Most families who own 6,000 acres of prime Charleston real estate might be tempted to build houses. That’s not the case for Charleston Woodlands, where Holland Duell and his three sisters are committed to preserving the property for wildlife while generating revenue through nature-based tourism.
The bucolic campground and event site, just across from Middleton Place (which the Duell family donated to the public), opened last spring with the Charleston Bluegrass Festival. But this fall is when the venue’s presence—and appeal—is likely to become the talk of the town. Three major events are scheduled for the property—Into the Woods music festival (October 4-6); Skinful Halloween (October 26); and the inaugural Woodlands Fall Music & Arts Festival, featuring jam/rock group Umphrey’s McGee (November 8-9).
“We are creating sources of revenue that are consistent with our values of environmental conservation,” explains Duell, adding that historic uses of the land such as fox hunting have ceased. Instead, the family has put conservation easements in place that ensure wildlife can thrive while accommodating visitors.
On most days, this quiet preserve, located about 15 miles from downtown, feels like a surreal escape.

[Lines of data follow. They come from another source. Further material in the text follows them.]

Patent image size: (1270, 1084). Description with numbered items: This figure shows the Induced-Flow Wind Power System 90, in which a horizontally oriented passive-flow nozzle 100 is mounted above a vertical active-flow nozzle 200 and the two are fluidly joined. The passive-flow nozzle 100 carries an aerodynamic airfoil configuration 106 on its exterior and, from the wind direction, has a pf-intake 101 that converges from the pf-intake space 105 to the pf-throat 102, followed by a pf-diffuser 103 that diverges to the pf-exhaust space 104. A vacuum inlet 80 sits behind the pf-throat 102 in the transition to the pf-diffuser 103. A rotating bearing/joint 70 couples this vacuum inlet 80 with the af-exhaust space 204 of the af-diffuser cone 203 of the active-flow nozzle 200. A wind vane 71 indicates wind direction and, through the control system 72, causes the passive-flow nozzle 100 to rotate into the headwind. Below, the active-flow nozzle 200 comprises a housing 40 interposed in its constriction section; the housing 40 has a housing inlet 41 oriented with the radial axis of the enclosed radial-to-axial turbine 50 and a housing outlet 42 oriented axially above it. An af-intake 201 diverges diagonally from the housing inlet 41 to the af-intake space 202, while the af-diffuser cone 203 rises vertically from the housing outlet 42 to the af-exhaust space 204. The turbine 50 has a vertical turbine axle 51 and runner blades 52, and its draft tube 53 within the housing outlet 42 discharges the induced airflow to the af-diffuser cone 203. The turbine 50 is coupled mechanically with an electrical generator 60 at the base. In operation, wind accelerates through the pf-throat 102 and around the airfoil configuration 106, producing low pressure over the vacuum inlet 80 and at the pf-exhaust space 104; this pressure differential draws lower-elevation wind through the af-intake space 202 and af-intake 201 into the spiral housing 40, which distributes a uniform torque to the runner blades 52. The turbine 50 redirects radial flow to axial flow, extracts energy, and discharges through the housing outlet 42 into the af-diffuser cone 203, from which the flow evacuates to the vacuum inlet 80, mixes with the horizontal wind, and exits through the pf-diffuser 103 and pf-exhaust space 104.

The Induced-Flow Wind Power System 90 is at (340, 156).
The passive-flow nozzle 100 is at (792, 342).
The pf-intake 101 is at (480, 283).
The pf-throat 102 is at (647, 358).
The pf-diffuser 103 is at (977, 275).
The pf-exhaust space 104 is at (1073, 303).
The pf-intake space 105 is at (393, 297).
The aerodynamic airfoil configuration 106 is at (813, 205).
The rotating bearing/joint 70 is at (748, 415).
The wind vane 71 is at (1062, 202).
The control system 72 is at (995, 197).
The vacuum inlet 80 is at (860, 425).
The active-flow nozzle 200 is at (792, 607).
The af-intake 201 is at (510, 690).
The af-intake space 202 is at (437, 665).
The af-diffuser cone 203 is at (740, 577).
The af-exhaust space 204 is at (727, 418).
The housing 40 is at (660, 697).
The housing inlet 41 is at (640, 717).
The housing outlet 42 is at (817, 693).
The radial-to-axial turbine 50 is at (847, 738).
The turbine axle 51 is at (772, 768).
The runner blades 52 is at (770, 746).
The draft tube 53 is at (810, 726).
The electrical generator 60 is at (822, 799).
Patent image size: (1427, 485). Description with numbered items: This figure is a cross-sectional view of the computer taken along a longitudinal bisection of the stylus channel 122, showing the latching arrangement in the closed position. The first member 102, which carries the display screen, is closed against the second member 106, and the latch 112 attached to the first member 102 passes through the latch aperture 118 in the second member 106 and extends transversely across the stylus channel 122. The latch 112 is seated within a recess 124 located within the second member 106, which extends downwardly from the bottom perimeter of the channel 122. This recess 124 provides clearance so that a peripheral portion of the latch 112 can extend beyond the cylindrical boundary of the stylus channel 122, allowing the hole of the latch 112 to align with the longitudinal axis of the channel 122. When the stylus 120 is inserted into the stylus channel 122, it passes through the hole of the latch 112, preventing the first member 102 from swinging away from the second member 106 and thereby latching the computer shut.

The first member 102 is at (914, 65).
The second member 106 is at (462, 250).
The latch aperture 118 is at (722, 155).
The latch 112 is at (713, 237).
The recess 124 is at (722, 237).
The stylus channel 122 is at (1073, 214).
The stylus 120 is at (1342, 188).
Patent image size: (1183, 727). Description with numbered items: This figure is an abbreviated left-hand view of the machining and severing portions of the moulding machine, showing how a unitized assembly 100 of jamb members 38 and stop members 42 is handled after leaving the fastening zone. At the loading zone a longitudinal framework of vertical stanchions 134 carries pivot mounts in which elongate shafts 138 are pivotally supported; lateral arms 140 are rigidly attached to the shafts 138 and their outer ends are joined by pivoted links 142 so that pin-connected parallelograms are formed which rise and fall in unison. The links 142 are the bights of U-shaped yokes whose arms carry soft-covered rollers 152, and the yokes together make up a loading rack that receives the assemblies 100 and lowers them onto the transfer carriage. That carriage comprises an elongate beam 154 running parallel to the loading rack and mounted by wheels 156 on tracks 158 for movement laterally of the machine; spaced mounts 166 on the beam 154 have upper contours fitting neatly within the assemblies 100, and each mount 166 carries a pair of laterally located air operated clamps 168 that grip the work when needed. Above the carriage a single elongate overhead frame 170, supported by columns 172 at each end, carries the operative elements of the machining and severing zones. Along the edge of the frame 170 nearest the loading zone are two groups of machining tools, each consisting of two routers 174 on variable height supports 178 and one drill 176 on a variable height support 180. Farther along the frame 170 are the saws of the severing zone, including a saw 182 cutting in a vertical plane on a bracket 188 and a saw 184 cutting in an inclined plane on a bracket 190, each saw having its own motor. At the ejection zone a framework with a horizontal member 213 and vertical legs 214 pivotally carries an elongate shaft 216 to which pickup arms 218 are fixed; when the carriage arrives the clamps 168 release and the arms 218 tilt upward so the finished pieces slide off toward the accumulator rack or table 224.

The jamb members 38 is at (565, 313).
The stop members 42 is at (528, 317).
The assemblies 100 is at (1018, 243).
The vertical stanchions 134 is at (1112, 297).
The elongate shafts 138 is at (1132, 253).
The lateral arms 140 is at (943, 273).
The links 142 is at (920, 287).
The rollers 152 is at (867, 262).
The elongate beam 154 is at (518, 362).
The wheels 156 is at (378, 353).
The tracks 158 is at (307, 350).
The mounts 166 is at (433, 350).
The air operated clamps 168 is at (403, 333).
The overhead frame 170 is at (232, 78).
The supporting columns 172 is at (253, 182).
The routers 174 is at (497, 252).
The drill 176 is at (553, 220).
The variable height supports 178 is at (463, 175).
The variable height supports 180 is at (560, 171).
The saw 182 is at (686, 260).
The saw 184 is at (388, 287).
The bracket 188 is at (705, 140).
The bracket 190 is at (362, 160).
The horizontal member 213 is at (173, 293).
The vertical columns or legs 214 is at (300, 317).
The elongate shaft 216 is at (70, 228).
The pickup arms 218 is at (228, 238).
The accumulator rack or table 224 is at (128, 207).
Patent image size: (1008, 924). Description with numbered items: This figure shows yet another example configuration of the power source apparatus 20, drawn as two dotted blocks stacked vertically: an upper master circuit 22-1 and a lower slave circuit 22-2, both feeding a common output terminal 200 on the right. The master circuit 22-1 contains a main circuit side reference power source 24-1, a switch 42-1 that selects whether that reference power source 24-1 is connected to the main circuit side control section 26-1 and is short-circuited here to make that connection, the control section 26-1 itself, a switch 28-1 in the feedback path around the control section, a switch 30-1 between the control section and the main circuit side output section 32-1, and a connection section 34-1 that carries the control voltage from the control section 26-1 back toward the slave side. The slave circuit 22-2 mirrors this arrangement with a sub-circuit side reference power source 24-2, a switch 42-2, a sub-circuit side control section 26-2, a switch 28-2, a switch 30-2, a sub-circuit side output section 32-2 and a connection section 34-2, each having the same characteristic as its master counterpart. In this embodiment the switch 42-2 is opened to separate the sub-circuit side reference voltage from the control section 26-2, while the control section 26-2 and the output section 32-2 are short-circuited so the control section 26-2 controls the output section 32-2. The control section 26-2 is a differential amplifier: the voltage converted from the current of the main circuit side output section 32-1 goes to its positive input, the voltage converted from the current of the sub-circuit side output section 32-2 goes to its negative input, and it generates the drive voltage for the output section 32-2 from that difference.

An armadillo crosses the road during an afternoon walk through the forest, and a deer sprints through a sprawling stand of live oaks. The property includes 11 lakes and a 1,000-acre natural blackwater swamp home to abundant bird life and a healthy alligator population.
Visitors don’t have to attend a festival to experience Charleston Woodlands’ nature—tent and plug-in campsites are available to rent year-round, offering guests the opportunity to hike and bike 60 miles of trails, paddleboard in the lakes, or kayak through the swamp. Trails are open for horse riding, and lakes are stocked for fishing.
“Managing a property this large is a privilege that comes with an enormous amount of responsibility,” says Andrew Walker, the event and camping director.